Villeneuve-sur-Lot is front page news at the moment because of the lies of its MP, Jérôme Cahuzac, but yesterday, at the town’s weekly organic market, I spoke with a man who was much more interesting than the politicians. He was a practitioner of the lost art of knife sharpening.

A former plumber, after he retired he looked for casual work which would fit in with his outlook on life. He hates the throwaway society and repairing things was already second nature to him. So he acquired the necessary equipment for sharpening knives and comes to the organic market – a congenial meeting-place since it started in 1975 – to add interest to the market and to offer his services to people whose knives are blunt.

But his real passion is something else entirely: the international language Esperanto.
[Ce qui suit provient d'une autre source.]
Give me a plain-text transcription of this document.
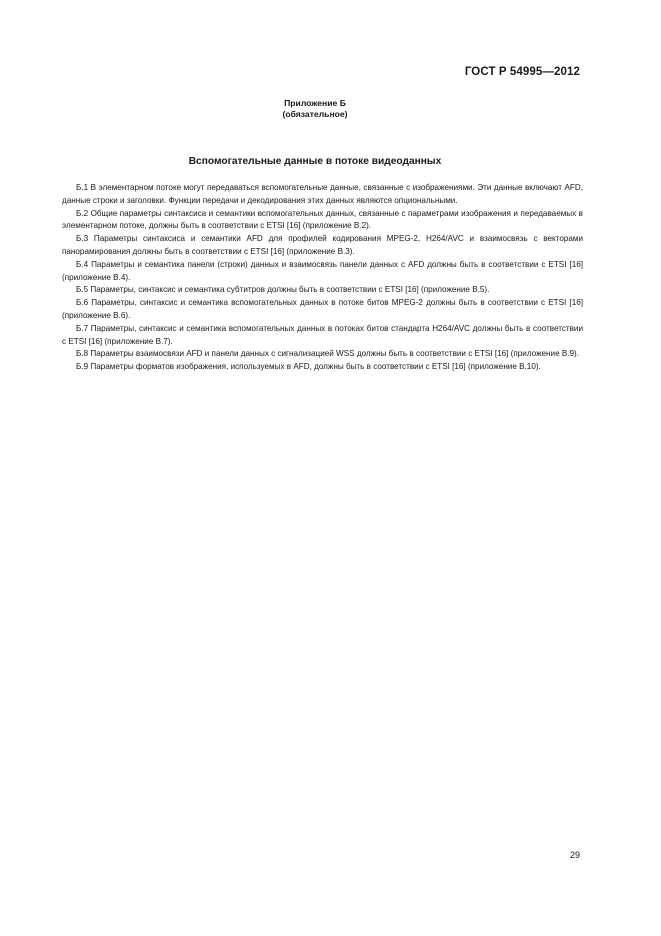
ГОСТ Р 54995—2012
Приложение Б
(обязательное)
Вспомогательные данные в потоке видеоданных

Б.1 В элементарном потоке могут передаваться вспомогательные данные, связанные с изображениями. Эти данные включают AFD, данные строки и заголовки. Функции передачи и декодирования этих данных являются опциональными.

Б.2 Общие параметры синтаксиса и семантики вспомогательных данных, связанные с параметрами изображения и передаваемых в элементарном потоке, должны быть в соответствии с ETSI [16] (приложение В.2).

Б.3 Параметры синтаксиса и семантики AFD для профилей кодирования MPEG-2, H264/AVC и взаимосвязь с векторами панорамирования должны быть в соответствии с ETSI [16] (приложение В.3).

Б.4 Параметры и семантика панели (строки) данных и взаимосвязь панели данных с AFD должны быть в соответствии с ETSI [16] (приложение В.4).

Б.5 Параметры, синтаксис и семантика субтитров должны быть в соответствии с ETSI [16] (приложение В.5).

Б.6 Параметры, синтаксис и семантика вспомогательных данных в потоке битов MPEG-2 должны быть в соответствии с ETSI [16] (приложение В.6).

Б.7 Параметры, синтаксис и семантика вспомогательных данных в потоках битов стандарта H264/AVC должны быть в соответствии с ETSI [16] (приложение В.7).

Б.8 Параметры взаимосвязи AFD и панели данных с сигнализацией WSS должны быть в соответствии с ETSI [16] (приложение В.9).

Б.9 Параметры форматов изображения, используемых в AFD, должны быть в соответствии с ETSI [16] (приложение В.10).

29
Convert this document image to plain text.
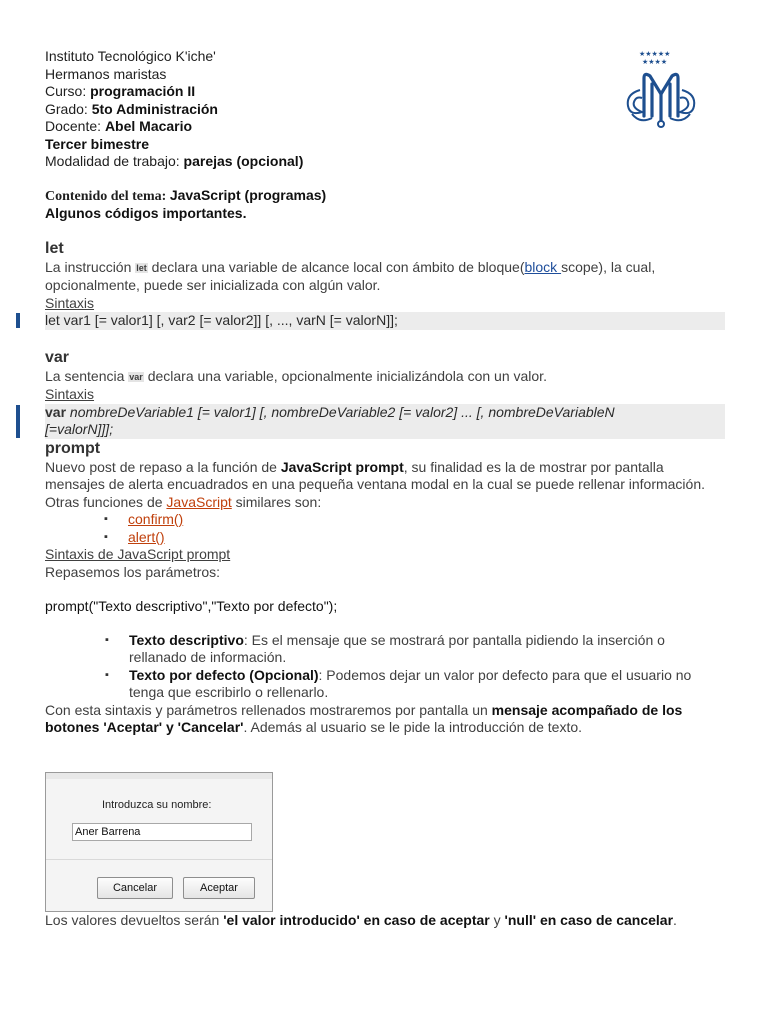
★★★★★
★★★★
Instituto Tecnológico K'iche'
Hermanos maristas
Curso: programación II
Grado: 5to Administración
Docente: Abel Macario
Tercer bimestre
Modalidad de trabajo: parejas (opcional)
Contenido del tema: JavaScript (programas)
Algunos códigos importantes.
let
La instrucción let declara una variable de alcance local con ámbito de bloque(block scope), la cual,
opcionalmente, puede ser inicializada con algún valor.
Sintaxis
let var1 [= valor1] [, var2 [= valor2]] [, ..., varN [= valorN]];
var
La sentencia var declara una variable, opcionalmente inicializándola con un valor.
Sintaxis
var nombreDeVariable1 [= valor1] [, nombreDeVariable2 [= valor2] ... [, nombreDeVariableN
[=valorN]]];
prompt
Nuevo post de repaso a la función de JavaScript prompt, su finalidad es la de mostrar por pantalla mensajes de alerta encuadrados en una pequeña ventana modal en la cual se puede rellenar información.
Otras funciones de JavaScript similares son:
▪ confirm()
▪ alert()
Sintaxis de JavaScript prompt
Repasemos los parámetros:
prompt("Texto descriptivo","Texto por defecto");
▪ Texto descriptivo: Es el mensaje que se mostrará por pantalla pidiendo la inserción o rellanado de información.
▪ Texto por defecto (Opcional): Podemos dejar un valor por defecto para que el usuario no tenga que escribirlo o rellenarlo.
Con esta sintaxis y parámetros rellenados mostraremos por pantalla un mensaje acompañado de los botones 'Aceptar' y 'Cancelar'. Además al usuario se le pide la introducción de texto.
Introduzca su nombre:
Aner Barrena
Cancelar	Aceptar
Los valores devueltos serán 'el valor introducido' en caso de aceptar y 'null' en caso de cancelar.
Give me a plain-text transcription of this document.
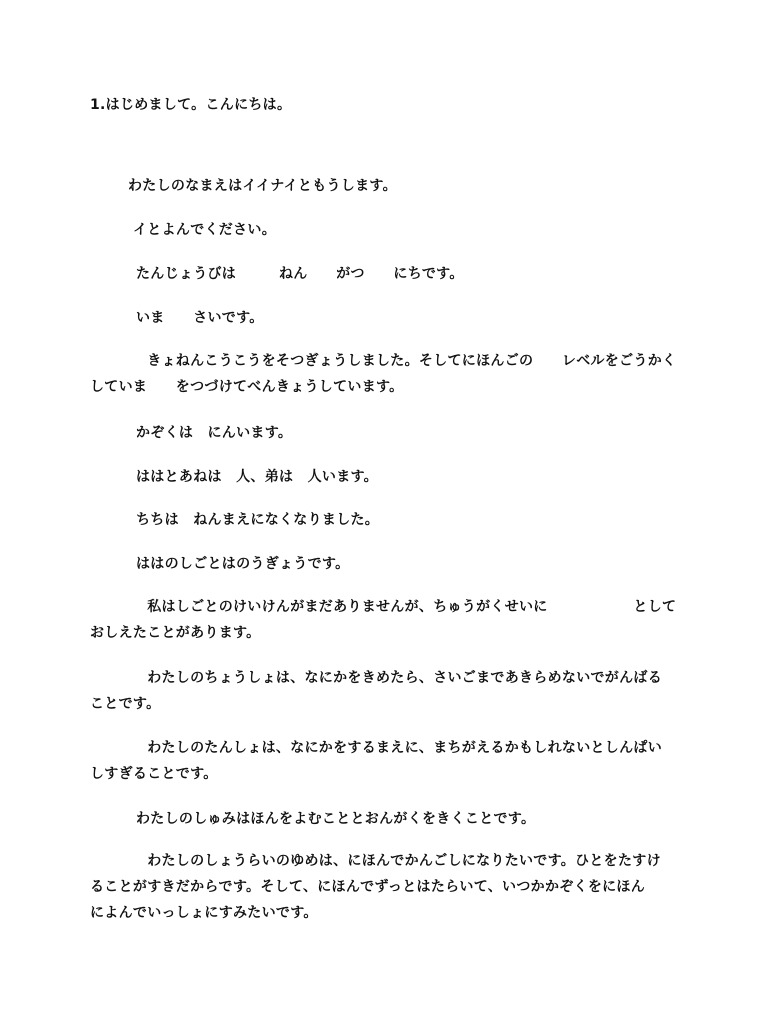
1.はじめまして。こんにちは。
わたしのなまえはイイナイともうします。
イとよんでください。
たんじょうびは　　　ねん　　がつ　　にちです。
いま　　さいです。
　　　　きょねんこうこうをそつぎょうしました。そしてにほんごの　　レベルをごうかくしていま　　をつづけてべんきょうしています。
かぞくは　にんいます。
ははとあねは　人、弟は　人います。
ちちは　ねんまえになくなりました。
ははのしごとはのうぎょうです。
　　　　私はしごとのけいけんがまだありませんが、ちゅうがくせいに　　　　　　として
おしえたことがあります。
　　　　わたしのちょうしょは、なにかをきめたら、さいごまであきらめないでがんばる
ことです。
　　　　わたしのたんしょは、なにかをするまえに、まちがえるかもしれないとしんぱい
しすぎることです。
わたしのしゅみはほんをよむこととおんがくをきくことです。
　　　　わたしのしょうらいのゆめは、にほんでかんごしになりたいです。ひとをたすけ
ることがすきだからです。そして、にほんでずっとはたらいて、いつかかぞくをにほん
によんでいっしょにすみたいです。
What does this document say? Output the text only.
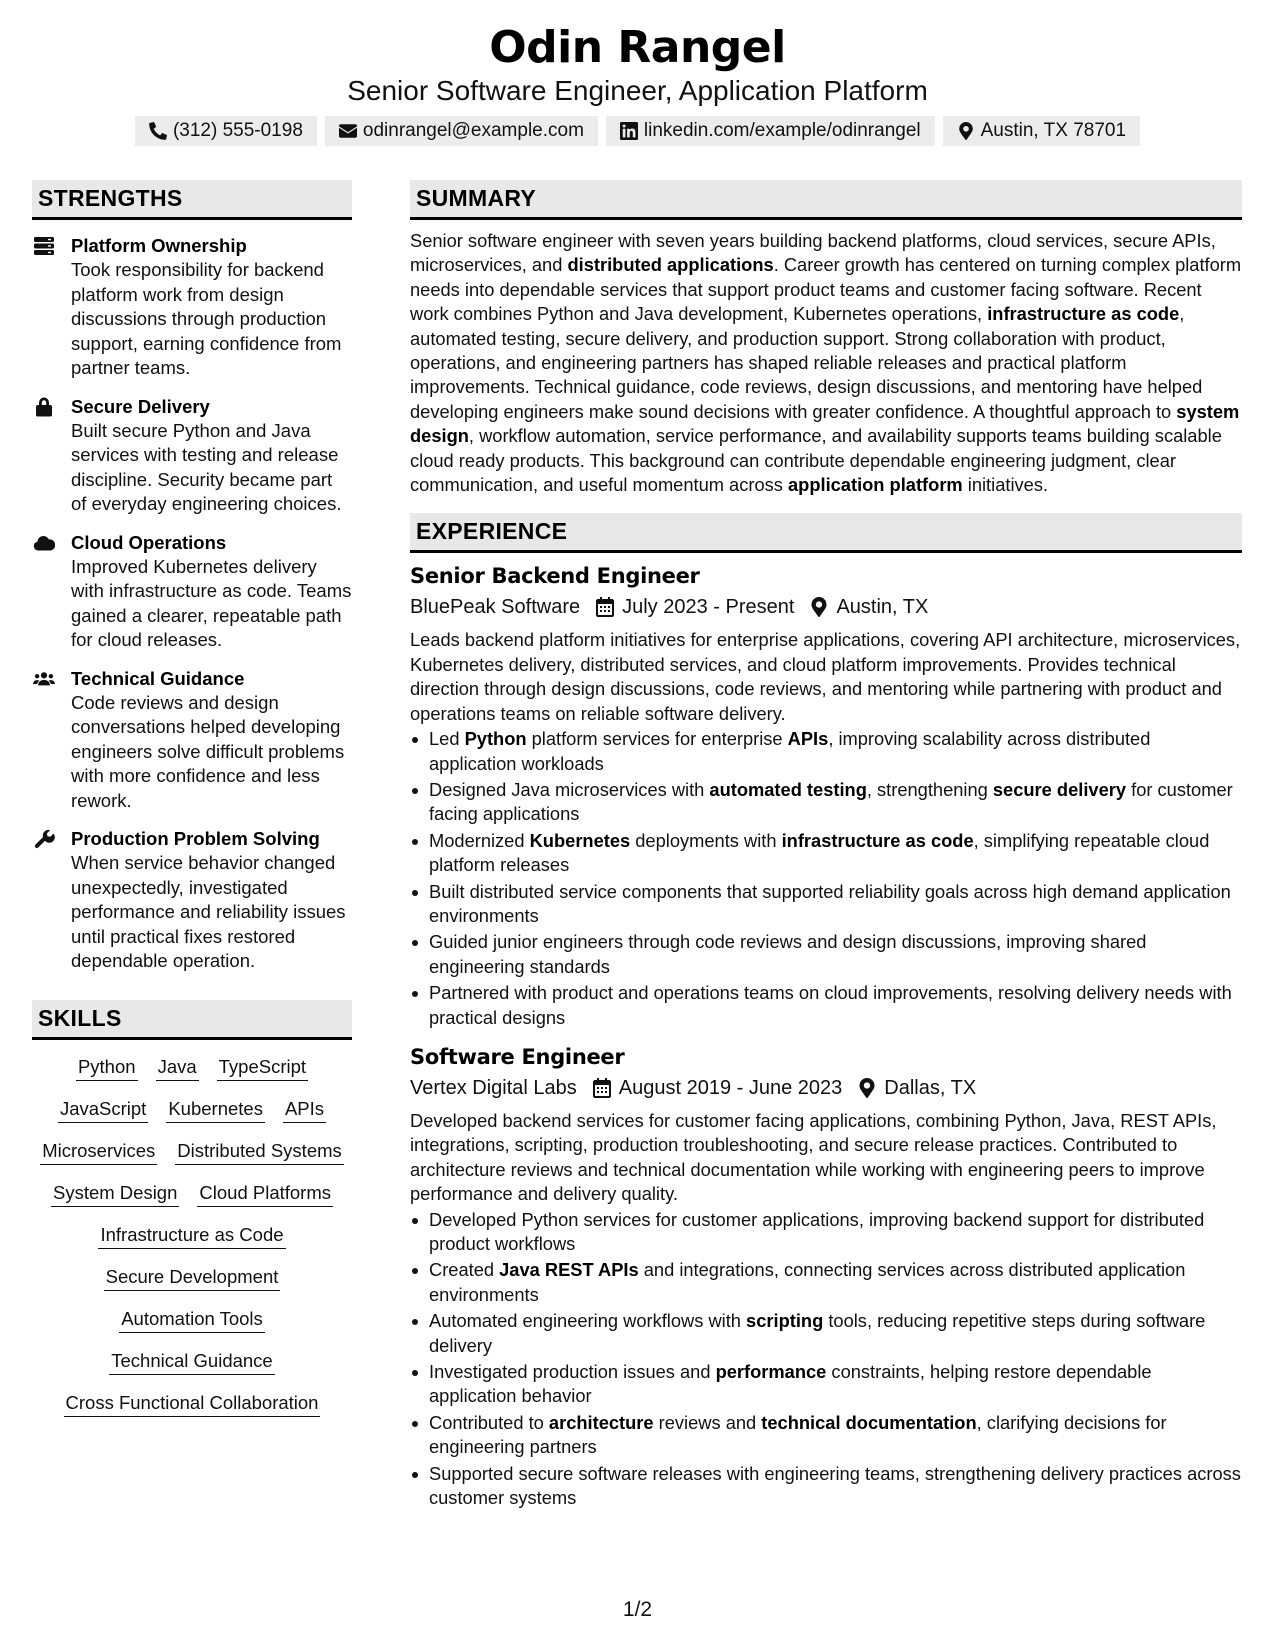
Odin Rangel
Senior Software Engineer, Application Platform
(312) 555-0198	odinrangel@example.com	linkedin.com/example/odinrangel	Austin, TX 78701
STRENGTHS
Platform Ownership
Took responsibility for backend platform work from design discussions through production support, earning confidence from partner teams.
Secure Delivery
Built secure Python and Java services with testing and release discipline. Security became part of everyday engineering choices.
Cloud Operations
Improved Kubernetes delivery with infrastructure as code. Teams gained a clearer, repeatable path for cloud releases.
Technical Guidance
Code reviews and design conversations helped developing engineers solve difficult problems with more confidence and less rework.
Production Problem Solving
When service behavior changed unexpectedly, investigated performance and reliability issues until practical fixes restored dependable operation.
SKILLS
Python Java TypeScript
JavaScript Kubernetes APIs
Microservices Distributed Systems
System Design Cloud Platforms
Infrastructure as Code
Secure Development
Automation Tools
Technical Guidance
Cross Functional Collaboration
SUMMARY

Senior software engineer with seven years building backend platforms, cloud services, secure APIs, microservices, and distributed applications. Career growth has centered on turning complex platform needs into dependable services that support product teams and customer facing software. Recent work combines Python and Java development, Kubernetes operations, infrastructure as code, automated testing, secure delivery, and production support. Strong collaboration with product, operations, and engineering partners has shaped reliable releases and practical platform improvements. Technical guidance, code reviews, design discussions, and mentoring have helped developing engineers make sound decisions with greater confidence. A thoughtful approach to system design, workflow automation, service performance, and availability supports teams building scalable cloud ready products. This background can contribute dependable engineering judgment, clear communication, and useful momentum across application platform initiatives.

EXPERIENCE
Senior Backend Engineer
BluePeak Software July 2023 - Present Austin, TX

Leads backend platform initiatives for enterprise applications, covering API architecture, microservices, Kubernetes delivery, distributed services, and cloud platform improvements. Provides technical direction through design discussions, code reviews, and mentoring while partnering with product and operations teams on reliable software delivery.

Led Python platform services for enterprise APIs, improving scalability across distributed application workloads
Designed Java microservices with automated testing, strengthening secure delivery for customer facing applications
Modernized Kubernetes deployments with infrastructure as code, simplifying repeatable cloud platform releases
Built distributed service components that supported reliability goals across high demand application environments
Guided junior engineers through code reviews and design discussions, improving shared engineering standards
Partnered with product and operations teams on cloud improvements, resolving delivery needs with practical designs
Software Engineer
Vertex Digital Labs August 2019 - June 2023 Dallas, TX

Developed backend services for customer facing applications, combining Python, Java, REST APIs, integrations, scripting, production troubleshooting, and secure release practices. Contributed to architecture reviews and technical documentation while working with engineering peers to improve performance and delivery quality.

Developed Python services for customer applications, improving backend support for distributed product workflows
Created Java REST APIs and integrations, connecting services across distributed application environments
Automated engineering workflows with scripting tools, reducing repetitive steps during software delivery
Investigated production issues and performance constraints, helping restore dependable application behavior
Contributed to architecture reviews and technical documentation, clarifying decisions for engineering partners
Supported secure software releases with engineering teams, strengthening delivery practices across customer systems
1/2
He loves it for its simplicity, its logic and especially for its potential to promote understanding between minorities.

He gave me a crash course in Esperanto, telling me about the history of its invention towards the end of the XIX century by Ludwik Lejzer Zamenhof  and explaining the regularity of its grammar to me.

Verbs are conjugated very simply with a single ending for the present, one for the future and another for the past. The genders are logical (neuter for all objects, masculine/feminine only for nouns which have an intrinsic masculinity/femininity). The definite article is invariable.

If French were to be reformed along similar lines, people would no doubt find it easier to learn, but would the language lose some of its beauty? What do you think?